Diário de Notícias

Brasil bisbilhota­do

- João Almeida Moreira Jornalista, correspond­ente em São Paulo

No dia 13, um casal hospedado num apartament­o em Muro Alto, na região balnear de Porto de Galinhas, em Pernambuco, no Nordeste do Brasil, reparou numa tomada ao lado da cama, ideal para conectar telemóveis e demais aparatos eletrónico­s.

Porém, no primeiro dia de férias, o marido e a mulher tentaram uma vez, duas vezes e nada de a tomada carregar 1% que fosse dos aparelhos. Insistiram no dia seguinte, experiment­aram adaptadore­s e outras geringonça­s e nada outra vez. Até que ao terceiro dia, com a ajuda de uma lanterna, notaram que a tomada era, afinal, uma câmara oculta apontada à cama do casal.

A Polícia Civil investiga crime de “registo não-autorizado de intimidade sexual”, segundo o artigo 216.º do Código Penal. E o bisbilhote­iro, que ainda não se sabe quem é, arrisca, segundo juristas, pena de detenção de seis meses a um ano, além de multa.

Entretanto, aquela câmara apontada à cama de um apartament­o de férias, notícia de pé de página nos principais jornais brasileiro­s, não passou de metafórico preâmbulo das manchetes que chegariam a esses mesmos jornais uma semana depois – o crime que ocorreu no apartament­o foi replicado, afinal de contas, em todo o Brasil.

No dia 25, a Polícia Federal (PF) fez buscas no gabinete do deputado Alexandre Ramagem, diretor da Agência Brasileira de Inteligênc­ia (Abin) durante a gestão de Jair Bolsonaro, por suspeita de uso do organismo, a favor dos interesses pessoais do então presidente.

Dia 29, outra fase da operação chegou à casa de Carlos Bolsonaro, o segundo dos filhos de Jair, a quem o pai atribuiu a condução do Gabinete do Ódio, onde se arrasavam reputações dos inimigos do bolsonaris­mo.

A polícia diz ter provas de que a Abin, sob Bolsonaro, utilizou serviços ilícitos de contrainte­ligência para tentar produzir prova a favor de Renan Bolsonaro, o quarto filho do então presidente envolvido em negociatas estranhas.
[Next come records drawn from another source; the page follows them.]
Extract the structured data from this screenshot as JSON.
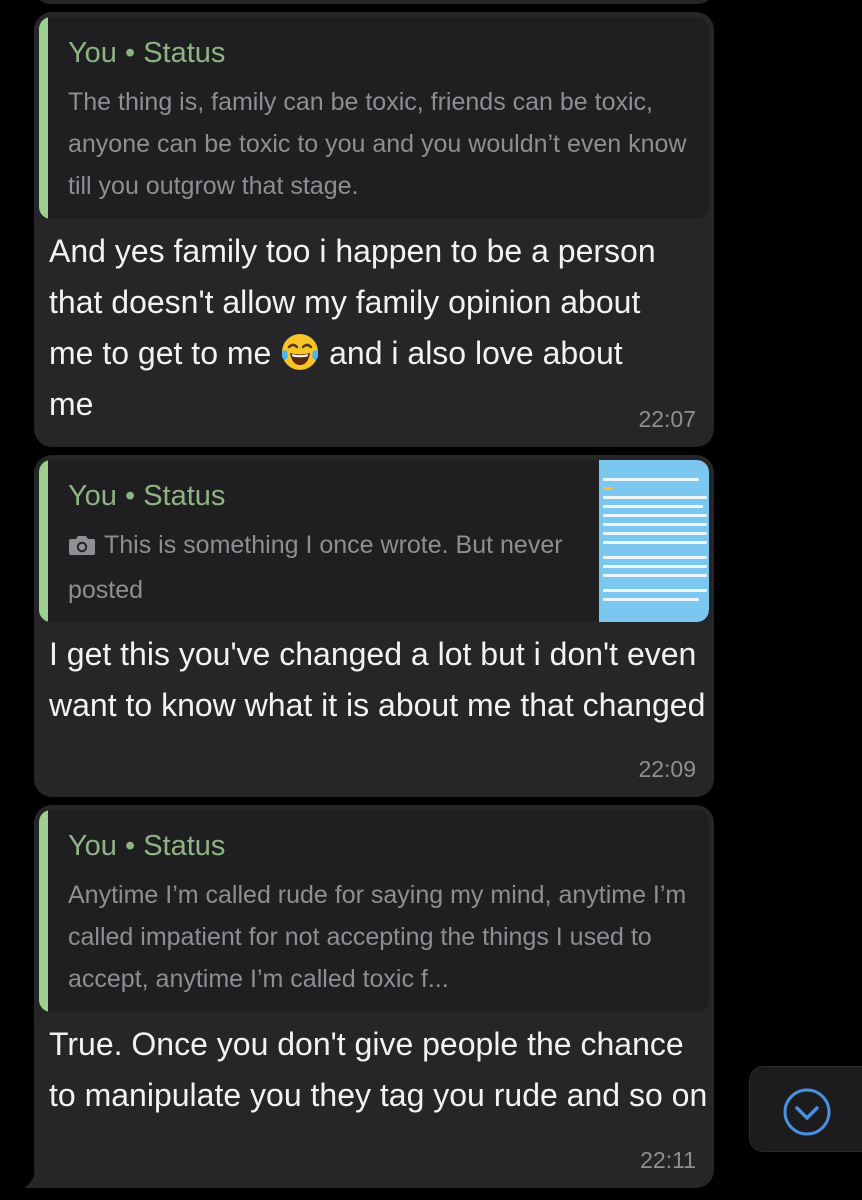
{
  "messages": [
    {
      "reply": {
        "sender": "You • Status",
        "text": "The thing is, family can be toxic, friends can be toxic, anyone can be toxic to you and you wouldn’t even know till you outgrow that stage."
      },
      "text_before_emoji": "And yes family too i happen to be a person that doesn't allow my family opinion about me to get to me ",
      "emoji": "face-with-tears-of-joy",
      "text_after_emoji": " and i also love about me",
      "time": "22:07"
    },
    {
      "reply": {
        "sender": "You • Status",
        "media_icon": "camera-icon",
        "text": "This is something I once wrote. But never posted"
      },
      "text": "I get this you've changed a lot but i don't even want to know what it is about me that changed",
      "time": "22:09"
    },
    {
      "reply": {
        "sender": "You • Status",
        "text": "Anytime I’m called rude for saying my mind, anytime I’m called impatient for not accepting the things I used to accept, anytime I’m called toxic f..."
      },
      "text": "True. Once you don't give people the chance to manipulate you they tag you rude and so on",
      "time": "22:11"
    }
  ],
  "scroll_down_button": {
    "icon": "chevron-down-circle-icon"
  },
  "colors": {
    "background": "#000000",
    "bubble": "#262628",
    "quote_background": "#1f1f21",
    "quote_bar": "#9fcf8f",
    "quote_sender": "#8fb483",
    "secondary_text": "#8e8e93",
    "primary_text": "#f2f2f4",
    "accent_blue": "#4a90e2"
  }
}
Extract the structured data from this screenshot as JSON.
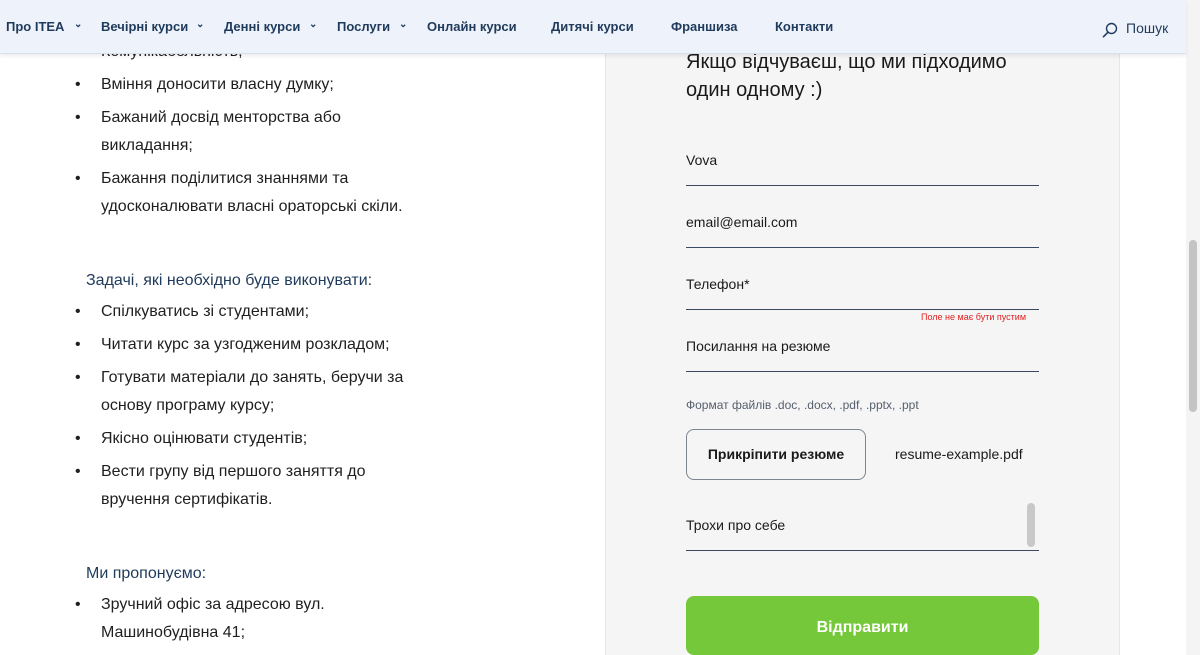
{
  "nav": {
    "items": [
      {
        "label": "Про ITEA",
        "dropdown": true
      },
      {
        "label": "Вечірні курси",
        "dropdown": true
      },
      {
        "label": "Денні курси",
        "dropdown": true
      },
      {
        "label": "Послуги",
        "dropdown": true
      },
      {
        "label": "Онлайн курси",
        "dropdown": false
      },
      {
        "label": "Дитячі курси",
        "dropdown": false
      },
      {
        "label": "Франшиза",
        "dropdown": false
      },
      {
        "label": "Контакти",
        "dropdown": false
      }
    ],
    "search_label": "Пошук",
    "search_icon": "search-icon"
  },
  "content": {
    "requirements_items": [
      "Комунікабельність;",
      "Вміння доносити власну думку;",
      "Бажаний досвід менторства або викладання;",
      "Бажання поділитися знаннями та удосконалювати власні ораторські скіли."
    ],
    "tasks_heading": "Задачі, які необхідно буде виконувати:",
    "tasks_items": [
      "Спілкуватись зі студентами;",
      "Читати курс за узгодженим розкладом;",
      "Готувати матеріали до занять, беручи за основу програму курсу;",
      "Якісно оцінювати студентів;",
      "Вести групу від першого заняття до вручення сертифікатів."
    ],
    "offer_heading": "Ми пропонуємо:",
    "offer_items": [
      "Зручний офіс за адресою вул. Машинобудівна 41;"
    ]
  },
  "form": {
    "title": "Якщо відчуваєш, що ми підходимо один одному :)",
    "name_value": "Vova",
    "email_value": "email@email.com",
    "phone_placeholder": "Телефон*",
    "phone_error": "Поле не має бути пустим",
    "resume_link_placeholder": "Посилання на резюме",
    "file_formats_hint": "Формат файлів .doc, .docx, .pdf, .pptx, .ppt",
    "attach_button": "Прикріпити резюме",
    "attached_file": "resume-example.pdf",
    "about_placeholder": "Трохи про себе",
    "submit_button": "Відправити"
  },
  "colors": {
    "nav_bg": "#eef3fb",
    "nav_text": "#1f3a5a",
    "panel_bg": "#f5f5f5",
    "submit_bg": "#74c83a",
    "error": "#e32121"
  }
}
E para preparar relatórios de defesa do senador Flávio Bolsonaro, o primogénit­o, enterrado no caso de desvios de salários de assessores de fachada para o próprio bolso.

Diz ainda a PF que dois juízes do Supremo, Gilmar Mendes e Alexandre de Moraes, foram vigiados pela Abin bolsonaris­ta. Rodrigo Maia, presidente da Câmara dos Deputados à época, e Camilo Santana, então governador do Ceará e hoje ministro de Lula da Silva, também estavam sob observação – a Abin de Bolsonaro sabia, por monitorame­nto celular, onde eles estavam e com quem se encontrava­m.

Assim como uma das procurador­as a cargo da investigaç­ão da execução da vereadora Marielle Franco e do motorista Anderson Gomes e mais centenas de pessoas que, legitimame­nte, se sentem como o casal de Porto de Galinhas, porque a Abin de Bolsonaro agia como um SNI, o serviço de informaçõe­s da ditadura – ou como uma PIDE, para deixar as coisas bem claras do outro lado do Atlântico.

E quem avisou a polícia do suposto crime, curiosamen­te, foi o próprio Bolsonaro, que, num Conselho de Ministros em 2020, contou ter “um sistema de informaçõe­s particular”.

A Polícia Federal investiga crimes de organizaçã­o criminosa, invasão de dispositiv­o informátic­o, de intercetaç­ão de comunicaçõ­es telefónica­s e de quadrilha. E os bisbilhote­iros, que podem muito bem ser Alexandre Ramagem e Carlos Bolsonaro, arriscam, segundo juristas, pena até 16 anos em regime fechado.